En una carta del teólogo José Comblin a un amigo, se lee:
«Muchas mujeres que recurren al aborto son mujeres angustiadas, desorientadas, desesperadas. Que se sienten en una situación sin salida. Muchas buscan el aborto porque sus padres no quieren que tenga el hijo; otras, por imposición del hombre que las forzó. Otras, porque en la empresa en que trabajan no permiten que tenga un hijo. Otras son empleadas domésticas, y la patrona no acepta la situación. Otras muchas son casi niñas y, asustadas, no saben qué hacer. No reciben atención, no reciben asesoramiento, no tienen apoyo ni moral ni material, porque todo es clandestino. Ni siquiera lo pueden hablar en voz alta. Al no encontrar alternativa, con mucho sufrimiento recurren al aborto. La iglesia no las ayudó cuando lo necesitaban».
Así, el aborto, en muchos casos, es fruto del desinterés de la comunidad cristiana.
El Estado debe intervenir y legislar en este tema. El aborto es un mal, y no puede quedar en manos de los negociantes en vidas humanas. Así como el alcoholismo es un mal y se ha debido legislar sobre él. También la prostitución; también los derechos humanos conculcados. El drama del aborto no conozco a ninguna mujer que se lo haya realizado sonriendo no puede quedar sujeto a la ley de la selva.

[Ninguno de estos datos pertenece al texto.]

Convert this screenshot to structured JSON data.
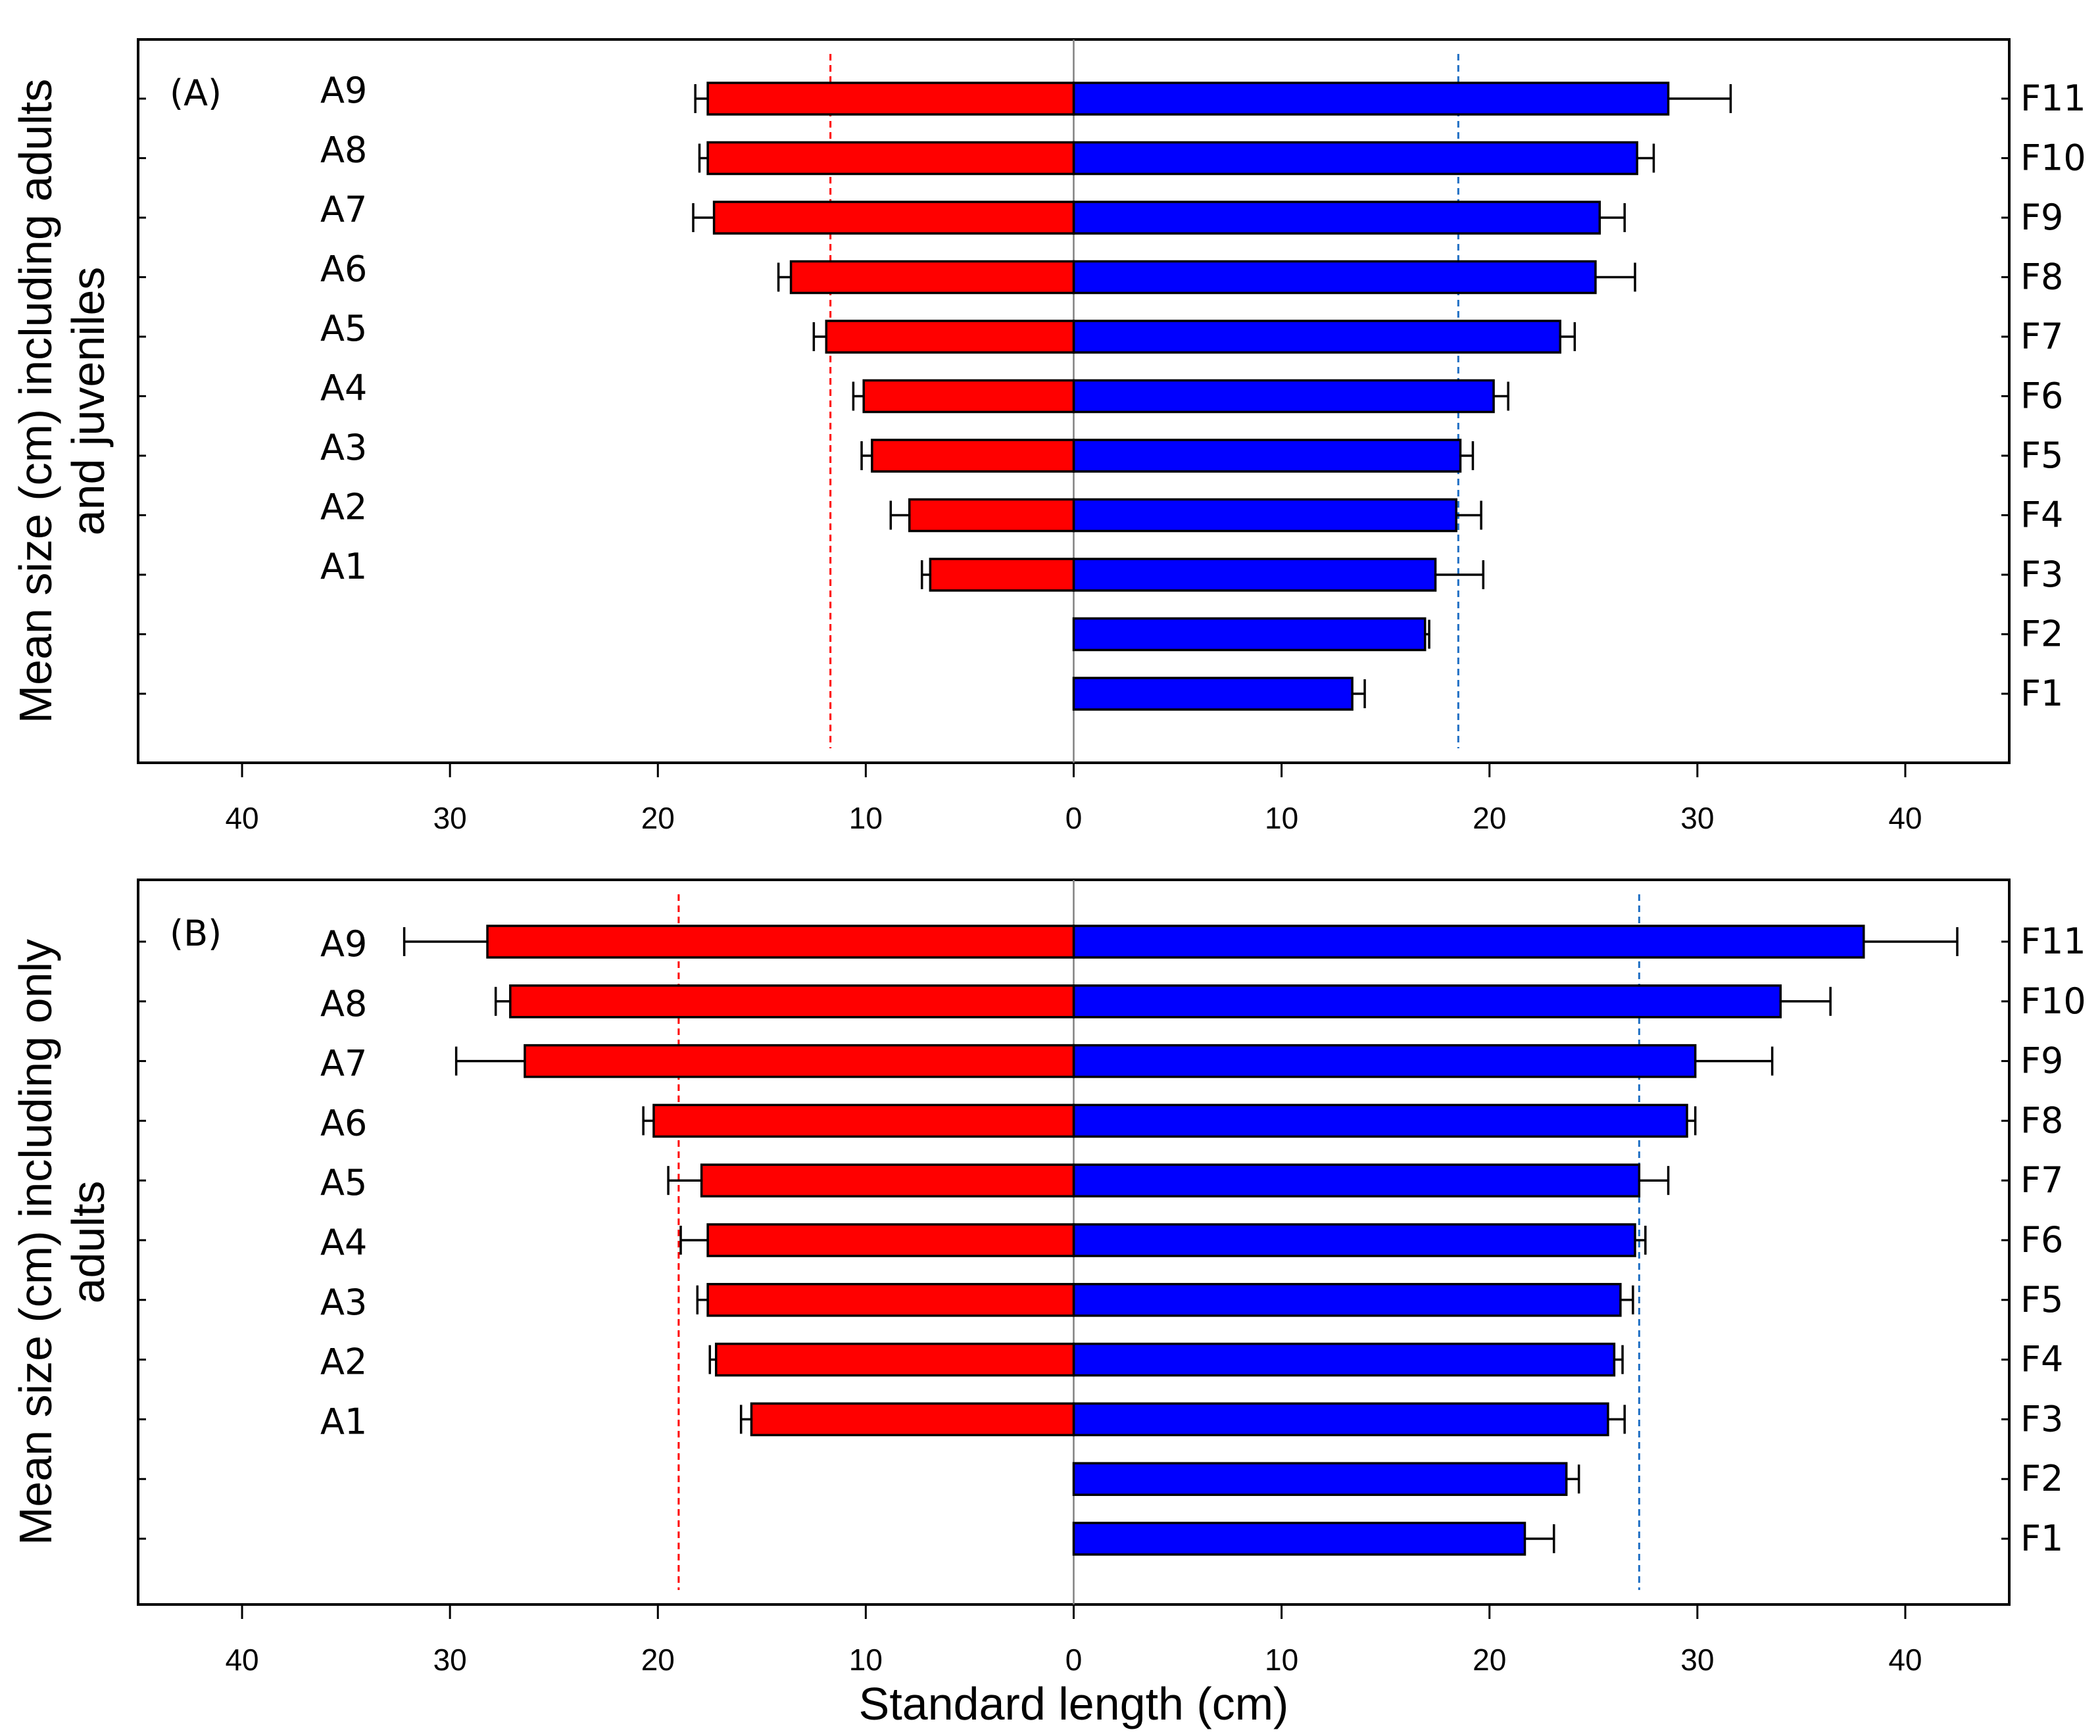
{
  "chart_data": [
    {
      "type": "bar",
      "orientation": "horizontal-back-to-back",
      "panel_label": "(A)",
      "ylabel_lines": [
        "Mean size (cm) including adults",
        "and juveniles"
      ],
      "xlabel": "",
      "xlim": [
        -45,
        45
      ],
      "xticks": [
        -40,
        -30,
        -20,
        -10,
        0,
        10,
        20,
        30,
        40
      ],
      "xtick_labels": [
        "40",
        "30",
        "20",
        "10",
        "0",
        "10",
        "20",
        "30",
        "40"
      ],
      "left_series": {
        "name": "A",
        "color": "#ff0000",
        "reference_line": 11.7,
        "categories": [
          "A9",
          "A8",
          "A7",
          "A6",
          "A5",
          "A4",
          "A3",
          "A2",
          "A1"
        ],
        "values": [
          17.6,
          17.6,
          17.3,
          13.6,
          11.9,
          10.1,
          9.7,
          7.9,
          6.9
        ],
        "errors": [
          0.6,
          0.4,
          1.0,
          0.6,
          0.6,
          0.5,
          0.5,
          0.9,
          0.4
        ]
      },
      "right_series": {
        "name": "F",
        "color": "#0000ff",
        "reference_line": 18.5,
        "categories": [
          "F11",
          "F10",
          "F9",
          "F8",
          "F7",
          "F6",
          "F5",
          "F4",
          "F3",
          "F2",
          "F1"
        ],
        "values": [
          28.6,
          27.1,
          25.3,
          25.1,
          23.4,
          20.2,
          18.6,
          18.4,
          17.4,
          16.9,
          13.4
        ],
        "errors": [
          3.0,
          0.8,
          1.2,
          1.9,
          0.7,
          0.7,
          0.6,
          1.2,
          2.3,
          0.2,
          0.6
        ]
      }
    },
    {
      "type": "bar",
      "orientation": "horizontal-back-to-back",
      "panel_label": "(B)",
      "ylabel_lines": [
        "Mean size (cm) including only",
        "adults"
      ],
      "xlabel": "Standard length (cm)",
      "xlim": [
        -45,
        45
      ],
      "xticks": [
        -40,
        -30,
        -20,
        -10,
        0,
        10,
        20,
        30,
        40
      ],
      "xtick_labels": [
        "40",
        "30",
        "20",
        "10",
        "0",
        "10",
        "20",
        "30",
        "40"
      ],
      "left_series": {
        "name": "A",
        "color": "#ff0000",
        "reference_line": 19.0,
        "categories": [
          "A9",
          "A8",
          "A7",
          "A6",
          "A5",
          "A4",
          "A3",
          "A2",
          "A1"
        ],
        "values": [
          28.2,
          27.1,
          26.4,
          20.2,
          17.9,
          17.6,
          17.6,
          17.2,
          15.5
        ],
        "errors": [
          4.0,
          0.7,
          3.3,
          0.5,
          1.6,
          1.3,
          0.5,
          0.3,
          0.5
        ]
      },
      "right_series": {
        "name": "F",
        "color": "#0000ff",
        "reference_line": 27.2,
        "categories": [
          "F11",
          "F10",
          "F9",
          "F8",
          "F7",
          "F6",
          "F5",
          "F4",
          "F3",
          "F2",
          "F1"
        ],
        "values": [
          38.0,
          34.0,
          29.9,
          29.5,
          27.2,
          27.0,
          26.3,
          26.0,
          25.7,
          23.7,
          21.7
        ],
        "errors": [
          4.5,
          2.4,
          3.7,
          0.4,
          1.4,
          0.5,
          0.6,
          0.4,
          0.8,
          0.6,
          1.4
        ]
      }
    }
  ]
}
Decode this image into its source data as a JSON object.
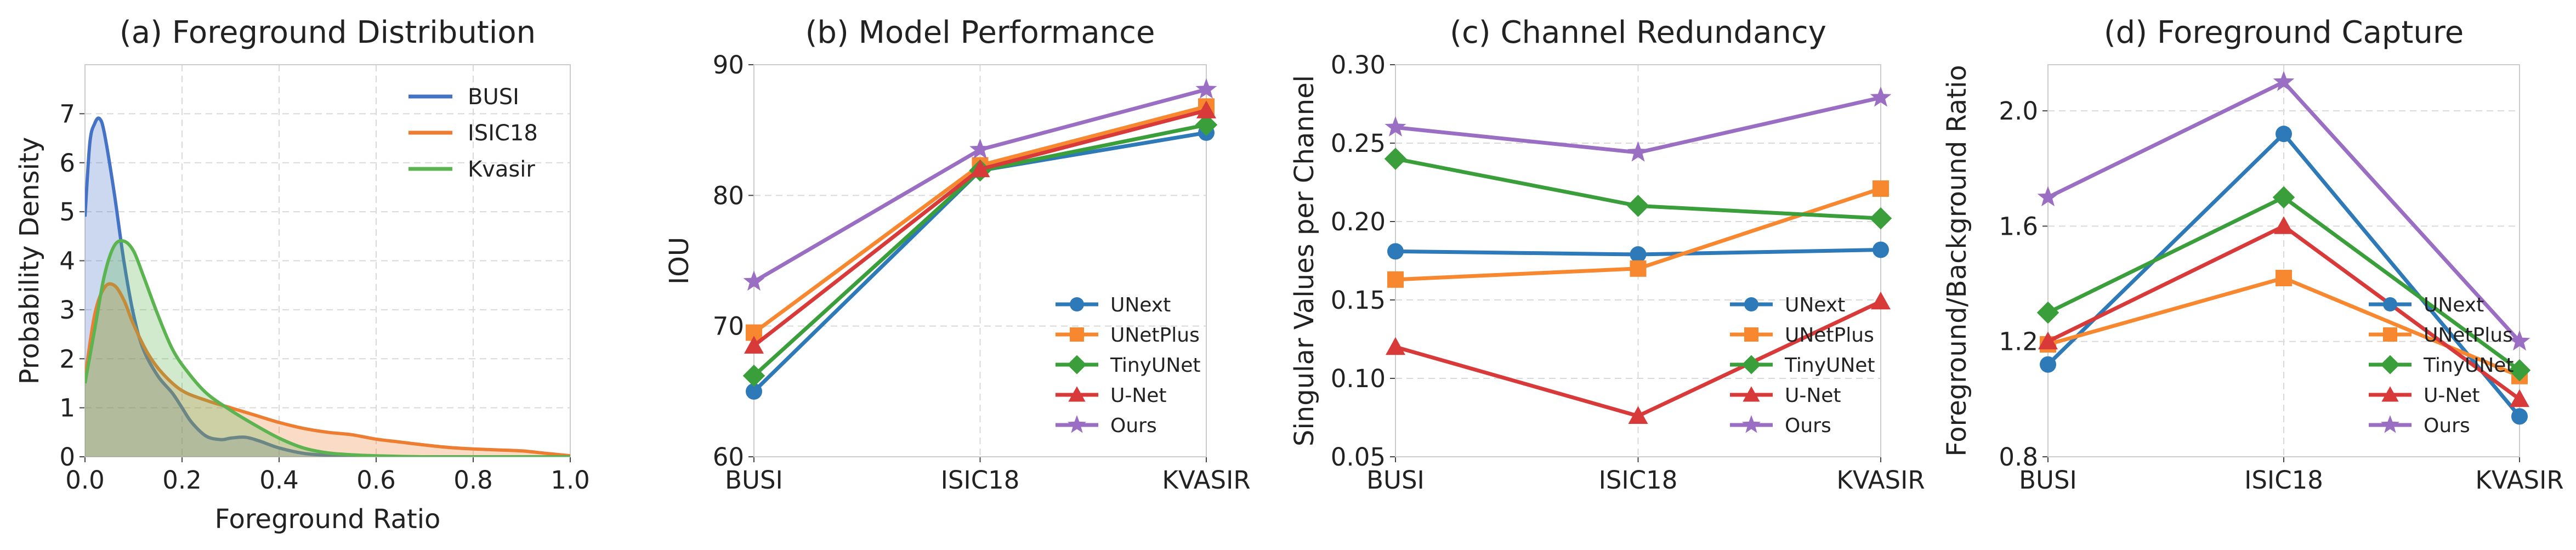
{
  "chart_data": [
    {
      "id": "a",
      "type": "area",
      "title": "(a) Foreground Distribution",
      "xlabel": "Foreground Ratio",
      "ylabel": "Probability Density",
      "xlim": [
        0,
        1
      ],
      "ylim": [
        0,
        8
      ],
      "xticks": [
        0.0,
        0.2,
        0.4,
        0.6,
        0.8,
        1.0
      ],
      "xtick_labels": [
        "0.0",
        "0.2",
        "0.4",
        "0.6",
        "0.8",
        "1.0"
      ],
      "yticks": [
        0,
        1,
        2,
        3,
        4,
        5,
        6,
        7
      ],
      "ytick_labels": [
        "0",
        "1",
        "2",
        "3",
        "4",
        "5",
        "6",
        "7"
      ],
      "legend_position": "top-right",
      "series": [
        {
          "name": "BUSI",
          "color": "#4472c4",
          "x": [
            0.0,
            0.01,
            0.02,
            0.03,
            0.04,
            0.06,
            0.08,
            0.1,
            0.12,
            0.15,
            0.18,
            0.2,
            0.22,
            0.25,
            0.28,
            0.3,
            0.33,
            0.36,
            0.4,
            0.45,
            0.5,
            0.55,
            0.6,
            0.7,
            0.8,
            0.9,
            1.0
          ],
          "y": [
            4.9,
            6.4,
            6.8,
            6.9,
            6.6,
            5.4,
            4.0,
            2.9,
            2.2,
            1.65,
            1.3,
            1.0,
            0.7,
            0.42,
            0.35,
            0.38,
            0.4,
            0.32,
            0.18,
            0.07,
            0.03,
            0.01,
            0.0,
            0.0,
            0.0,
            0.0,
            0.0
          ]
        },
        {
          "name": "ISIC18",
          "color": "#ed7d31",
          "x": [
            0.0,
            0.02,
            0.04,
            0.06,
            0.08,
            0.1,
            0.13,
            0.16,
            0.2,
            0.25,
            0.3,
            0.35,
            0.4,
            0.45,
            0.5,
            0.55,
            0.6,
            0.65,
            0.7,
            0.75,
            0.8,
            0.85,
            0.9,
            0.95,
            1.0
          ],
          "y": [
            1.6,
            2.9,
            3.45,
            3.5,
            3.2,
            2.7,
            2.1,
            1.7,
            1.35,
            1.15,
            1.0,
            0.85,
            0.7,
            0.58,
            0.5,
            0.45,
            0.36,
            0.3,
            0.24,
            0.19,
            0.16,
            0.14,
            0.12,
            0.07,
            0.02
          ]
        },
        {
          "name": "Kvasir",
          "color": "#5bb450",
          "x": [
            0.0,
            0.02,
            0.04,
            0.06,
            0.08,
            0.1,
            0.12,
            0.15,
            0.18,
            0.21,
            0.25,
            0.3,
            0.35,
            0.4,
            0.45,
            0.5,
            0.55,
            0.6,
            0.7,
            0.8,
            0.9,
            1.0
          ],
          "y": [
            1.5,
            2.6,
            3.7,
            4.3,
            4.4,
            4.2,
            3.7,
            2.9,
            2.2,
            1.75,
            1.3,
            0.95,
            0.65,
            0.38,
            0.18,
            0.08,
            0.04,
            0.02,
            0.0,
            0.0,
            0.0,
            0.0
          ]
        }
      ]
    },
    {
      "id": "b",
      "type": "line",
      "title": "(b) Model Performance",
      "xlabel": "",
      "ylabel": "IOU",
      "categories": [
        "BUSI",
        "ISIC18",
        "KVASIR"
      ],
      "ylim": [
        60,
        90
      ],
      "yticks": [
        60,
        70,
        80,
        90
      ],
      "ytick_labels": [
        "60",
        "70",
        "80",
        "90"
      ],
      "legend_position": "lower-right",
      "series": [
        {
          "name": "UNext",
          "color": "#2e7ab8",
          "marker": "circle",
          "values": [
            65.0,
            81.9,
            84.8
          ]
        },
        {
          "name": "UNetPlus",
          "color": "#f7882f",
          "marker": "square",
          "values": [
            69.5,
            82.3,
            86.8
          ]
        },
        {
          "name": "TinyUNet",
          "color": "#3a9e3a",
          "marker": "diamond",
          "values": [
            66.2,
            81.9,
            85.4
          ]
        },
        {
          "name": "U-Net",
          "color": "#d83a3a",
          "marker": "triangle",
          "values": [
            68.5,
            82.0,
            86.5
          ]
        },
        {
          "name": "Ours",
          "color": "#9a6ec2",
          "marker": "star",
          "values": [
            73.4,
            83.5,
            88.1
          ]
        }
      ]
    },
    {
      "id": "c",
      "type": "line",
      "title": "(c) Channel Redundancy",
      "xlabel": "",
      "ylabel": "Singular Values per Channel",
      "categories": [
        "BUSI",
        "ISIC18",
        "KVASIR"
      ],
      "ylim": [
        0.05,
        0.3
      ],
      "yticks": [
        0.05,
        0.1,
        0.15,
        0.2,
        0.25,
        0.3
      ],
      "ytick_labels": [
        "0.05",
        "0.10",
        "0.15",
        "0.20",
        "0.25",
        "0.30"
      ],
      "legend_position": "lower-right",
      "series": [
        {
          "name": "UNext",
          "color": "#2e7ab8",
          "marker": "circle",
          "values": [
            0.181,
            0.179,
            0.182
          ]
        },
        {
          "name": "UNetPlus",
          "color": "#f7882f",
          "marker": "square",
          "values": [
            0.163,
            0.17,
            0.221
          ]
        },
        {
          "name": "TinyUNet",
          "color": "#3a9e3a",
          "marker": "diamond",
          "values": [
            0.24,
            0.21,
            0.202
          ]
        },
        {
          "name": "U-Net",
          "color": "#d83a3a",
          "marker": "triangle",
          "values": [
            0.12,
            0.076,
            0.149
          ]
        },
        {
          "name": "Ours",
          "color": "#9a6ec2",
          "marker": "star",
          "values": [
            0.26,
            0.244,
            0.279
          ]
        }
      ]
    },
    {
      "id": "d",
      "type": "line",
      "title": "(d) Foreground Capture",
      "xlabel": "",
      "ylabel": "Foreground/Background Ratio",
      "categories": [
        "BUSI",
        "ISIC18",
        "KVASIR"
      ],
      "ylim": [
        0.8,
        2.16
      ],
      "yticks": [
        0.8,
        1.2,
        1.6,
        2.0
      ],
      "ytick_labels": [
        "0.8",
        "1.2",
        "1.6",
        "2.0"
      ],
      "legend_position": "lower-right",
      "series": [
        {
          "name": "UNext",
          "color": "#2e7ab8",
          "marker": "circle",
          "values": [
            1.12,
            1.92,
            0.94
          ]
        },
        {
          "name": "UNetPlus",
          "color": "#f7882f",
          "marker": "square",
          "values": [
            1.19,
            1.42,
            1.08
          ]
        },
        {
          "name": "TinyUNet",
          "color": "#3a9e3a",
          "marker": "diamond",
          "values": [
            1.3,
            1.7,
            1.1
          ]
        },
        {
          "name": "U-Net",
          "color": "#d83a3a",
          "marker": "triangle",
          "values": [
            1.2,
            1.6,
            1.0
          ]
        },
        {
          "name": "Ours",
          "color": "#9a6ec2",
          "marker": "star",
          "values": [
            1.7,
            2.1,
            1.2
          ]
        }
      ]
    }
  ]
}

Pero hasta ahora ni el Estado ni la Iglesia lo han enfrentado con respuestas eficaces. El primero, penaliza. La segunda, excomulga. Pero muy pocos proponen, y menos aun llevan a cabo, soluciones de apoyo moral y material: programas escolares; talleres formativos; casas de acogida para ayudar en casos de embarazos no deseados; dineros en proyectos de educación popular; planes de asistencia a madres en situación difícil; apoyo económico a los recién nacidos en hogares pobres.
Creo que el Estado debe legislar con inteligencia, sabiendo que se trata de vidas humanas. Lo ha hecho, con aplauso de los empresarios, para la exportación de trigos, carnes, vinos y sandías, pero no lo hace para importar nuevos ciudadanos a la mesa de la vida.
Por su parte la Iglesia, más que excomulgar, debe tratar a la mujer -desesperada, presionada o mal informada que ha pasado por esta experiencia tremendamente traumática, con el amor y la delicadeza especial que el Señor Jesús tuvo con las mujeres. Ojalá todos los cristianos podamos llegar a decir, como El: «mujer, ¿nadie te ha condenado? Yo tampoco te condeno».